The Communion of Saints

The ACNA is a fairly small world, which means that many of you were shocked to hear the news that 50-year-old Fr. Thomas McKenzie and his 22-year-old daughter were killed in a car accident this past Monday. Fr. Thomas was the founding rector of Church of the Redeemer, an ACNA church in Nashville, and author of the well-beloved introduction to Anglicanism, The Anglican Way. As an aspirant to the priesthood in the ACNA, I am forever shaped by Fr. Thomas’s life and ministry, as are countless other priests, deacons, and laypeople in the ACNA and beyond.

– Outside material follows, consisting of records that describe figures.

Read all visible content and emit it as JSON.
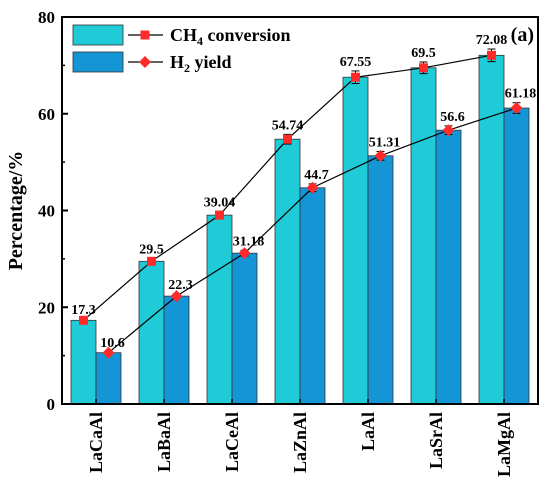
{
  "panel_label": "(a)",
  "chart_data": {
    "type": "bar",
    "ylabel": "Percentage/%",
    "ylim": [
      0,
      80
    ],
    "yticks": [
      "0",
      "20",
      "40",
      "60",
      "80"
    ],
    "categories": [
      "LaCaAl",
      "LaBaAl",
      "LaCeAl",
      "LaZnAl",
      "LaAl",
      "LaSrAl",
      "LaMgAl"
    ],
    "series": [
      {
        "name_base": "CH",
        "name_sub": "4",
        "name_rest": " conversion",
        "bar_color": "#1ecbd6",
        "line_color": "#000000",
        "marker": "square",
        "marker_color": "#ff2a2a",
        "values": [
          17.3,
          29.5,
          39.04,
          54.74,
          67.55,
          69.5,
          72.08
        ],
        "labels": [
          "17.3",
          "29.5",
          "39.04",
          "54.74",
          "67.55",
          "69.5",
          "72.08"
        ],
        "errors": [
          0.3,
          0.6,
          0.8,
          1.0,
          1.3,
          1.2,
          1.3
        ]
      },
      {
        "name_base": "H",
        "name_sub": "2",
        "name_rest": " yield",
        "bar_color": "#1496d6",
        "line_color": "#000000",
        "marker": "diamond",
        "marker_color": "#ff2a2a",
        "values": [
          10.6,
          22.3,
          31.18,
          44.7,
          51.31,
          56.6,
          61.18
        ],
        "labels": [
          "10.6",
          "22.3",
          "31.18",
          "44.7",
          "51.31",
          "56.6",
          "61.18"
        ],
        "errors": [
          0.2,
          0.4,
          0.6,
          0.8,
          0.9,
          0.9,
          1.1
        ]
      }
    ],
    "grid": false,
    "legend": "top-left"
  }
}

One such priest is Tish Harrison Warren, whose training for Holy Orders took place under Fr. Thomas. In her book, Liturgy of the Ordinary, Tish wrote, “Thomas…often asked us to imagine the communion table stretching on for miles, to remind us that when we take Communion, we mysteriously feast with all those who are in Christ. In the Eucharist, we commune with Dorothy Day and Saint Augustine, the apostle Paul and Billy Graham, Flannery O’Connor and my own grandmother. One day we will all feast together, in the flesh, with Christ himself” (Warren, Liturgy of the Ordinary, 119).

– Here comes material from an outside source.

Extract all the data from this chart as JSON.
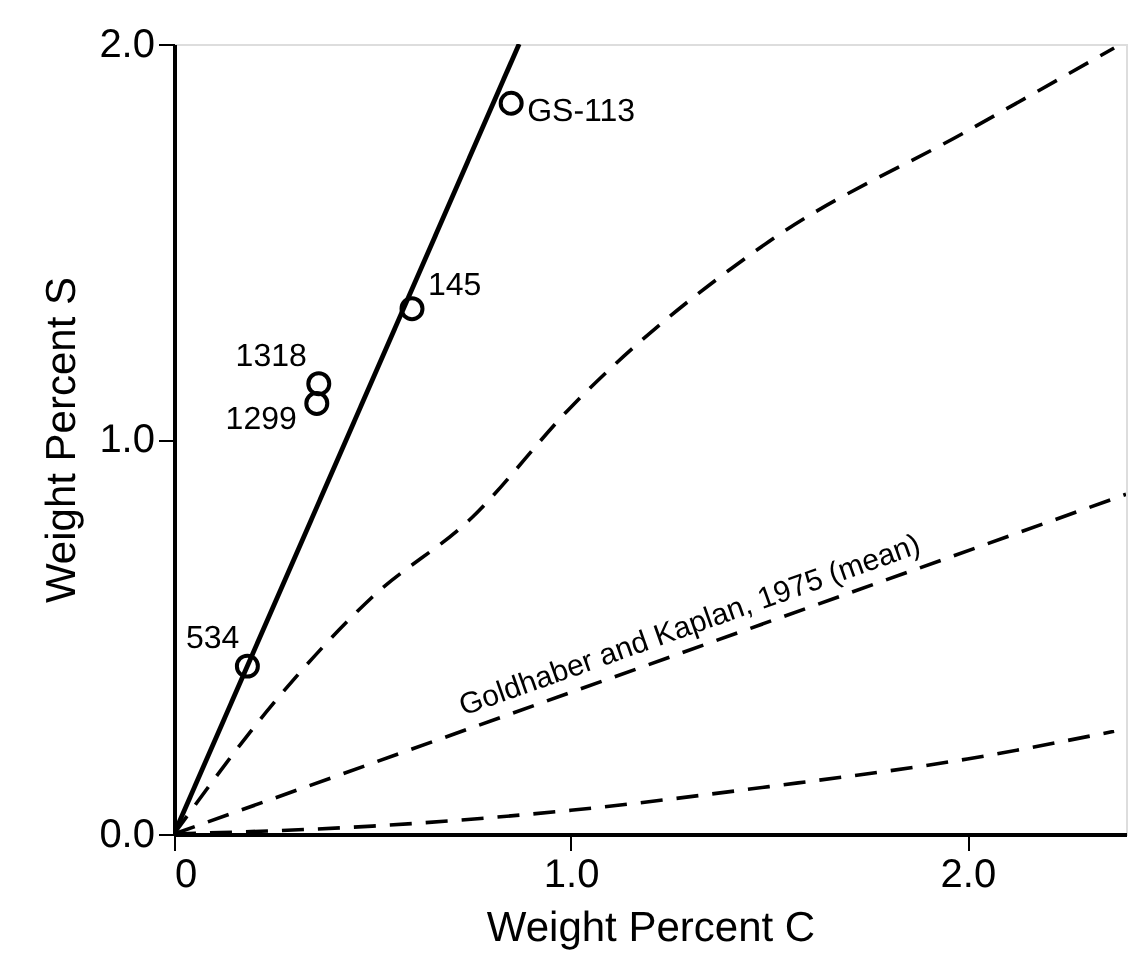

This is not a fantastical image—it is Christian doctrine. If you pray the Daily Office, you declare belief in this doctrine each day when you recite the Apostles’ Creed: “I believe in the Holy Spirit, the holy catholic Church, the communion of saints, the forgiveness of sins, the resurrection of the body, and the life everlasting” (emphasis mine). From the earliest days of the Church’s history, Christians have professed faith in what Fr. Thomas described as a miles-long communion table. A fourth-century liturgy reads, “We present the offering to you for all the saints who have been pleasing to you from the beginning, patriarchs, prophets, the just men, apostles, martyrs, confessors, bishops, priests, deacons, subdeacons, readers, singers, virgins, widows, laypeople, and for all those whose name you know” (Apostolic Constitutions, 8.12.43-44).

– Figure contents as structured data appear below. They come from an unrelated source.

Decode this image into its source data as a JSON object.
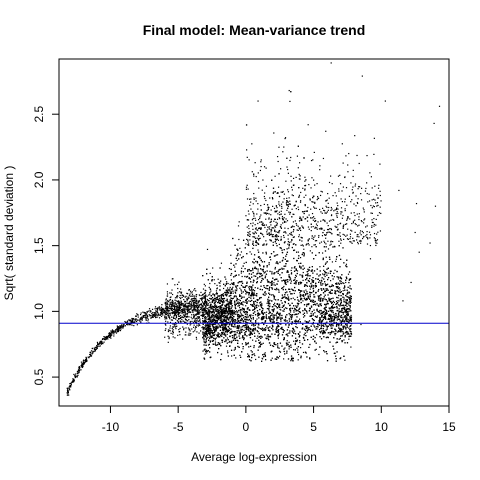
{
  "chart_data": {
    "type": "scatter",
    "title": "Final model: Mean-variance trend",
    "xlabel": "Average log-expression",
    "ylabel": "Sqrt( standard deviation )",
    "xlim": [
      -13.8,
      15.0
    ],
    "ylim": [
      0.28,
      2.92
    ],
    "x_ticks": [
      -10,
      -5,
      0,
      5,
      10,
      15
    ],
    "y_ticks": [
      0.5,
      1.0,
      1.5,
      2.0,
      2.5
    ],
    "x_tick_labels": [
      "-10",
      "-5",
      "0",
      "5",
      "10",
      "15"
    ],
    "y_tick_labels": [
      "0.5",
      "1.0",
      "1.5",
      "2.0",
      "2.5"
    ],
    "grid": false,
    "legend": "none",
    "point_color": "#000000",
    "reference_line": {
      "orientation": "horizontal",
      "y": 0.91,
      "color": "#0000cc"
    },
    "series": [
      {
        "values": [
          [
            -13.2,
            0.38
          ],
          [
            -13.0,
            0.45
          ],
          [
            -12.7,
            0.52
          ],
          [
            -12.3,
            0.58
          ],
          [
            -11.8,
            0.65
          ],
          [
            -11.2,
            0.72
          ],
          [
            -10.5,
            0.79
          ],
          [
            -9.8,
            0.85
          ],
          [
            -9.0,
            0.9
          ],
          [
            -8.2,
            0.94
          ],
          [
            -7.4,
            0.98
          ],
          [
            -6.6,
            1.02
          ],
          [
            -5.8,
            1.06
          ],
          [
            -5.0,
            1.08
          ],
          [
            -4.2,
            1.04
          ],
          [
            -3.5,
            0.98
          ],
          [
            -2.5,
            0.9
          ],
          [
            -1.5,
            0.85
          ],
          [
            -0.5,
            0.83
          ],
          [
            0.5,
            0.85
          ],
          [
            1.5,
            0.95
          ],
          [
            2.5,
            1.05
          ],
          [
            3.5,
            1.1
          ],
          [
            4.5,
            1.05
          ],
          [
            5.5,
            0.98
          ],
          [
            6.5,
            0.92
          ],
          [
            7.5,
            0.88
          ],
          [
            8.5,
            0.9
          ],
          [
            6.3,
            2.89
          ],
          [
            8.6,
            2.79
          ],
          [
            14.3,
            2.56
          ],
          [
            13.9,
            2.43
          ],
          [
            10.3,
            2.6
          ],
          [
            3.2,
            2.68
          ],
          [
            0.9,
            2.6
          ],
          [
            5.9,
            2.37
          ],
          [
            4.6,
            2.42
          ],
          [
            2.8,
            2.25
          ],
          [
            9.9,
            2.12
          ],
          [
            11.3,
            1.92
          ],
          [
            12.6,
            1.82
          ],
          [
            12.5,
            1.6
          ],
          [
            13.6,
            1.52
          ],
          [
            12.8,
            1.45
          ],
          [
            14.0,
            1.8
          ],
          [
            12.2,
            1.22
          ],
          [
            11.6,
            1.08
          ],
          [
            9.2,
            1.4
          ]
        ]
      }
    ]
  }
}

Indeed, when we dine on Sunday morning, we dine at a table that stretches on for miles. We dine alongside one another, yes, but we also dine alongside the faithful departed who have fallen asleep. This is a profound mystery, of which Gregory the Great writes, “Can any of the faithful doubt that at the hour of the Eucharist…the choir of angels are present, the heights joined to the depths, earth linked with heaven, the visible united with the invisible” (Dialogue 4.60).  At the Eucharistic table, we brush elbows with the living and the dead, taking spiritual food and drink with all of Christ’s beloved.

And on the last day, when the doors of Christ Church’s Columbarium swing open and death is swallowed up forever, we will dine then, too—in the company of all the saints. Saint Augustine. Gregory the Great. Fr. Thomas. But most importantly, we will dine with Jesus, whose power alone can bring about “the resurrection of the dead, and the life of the world to come.”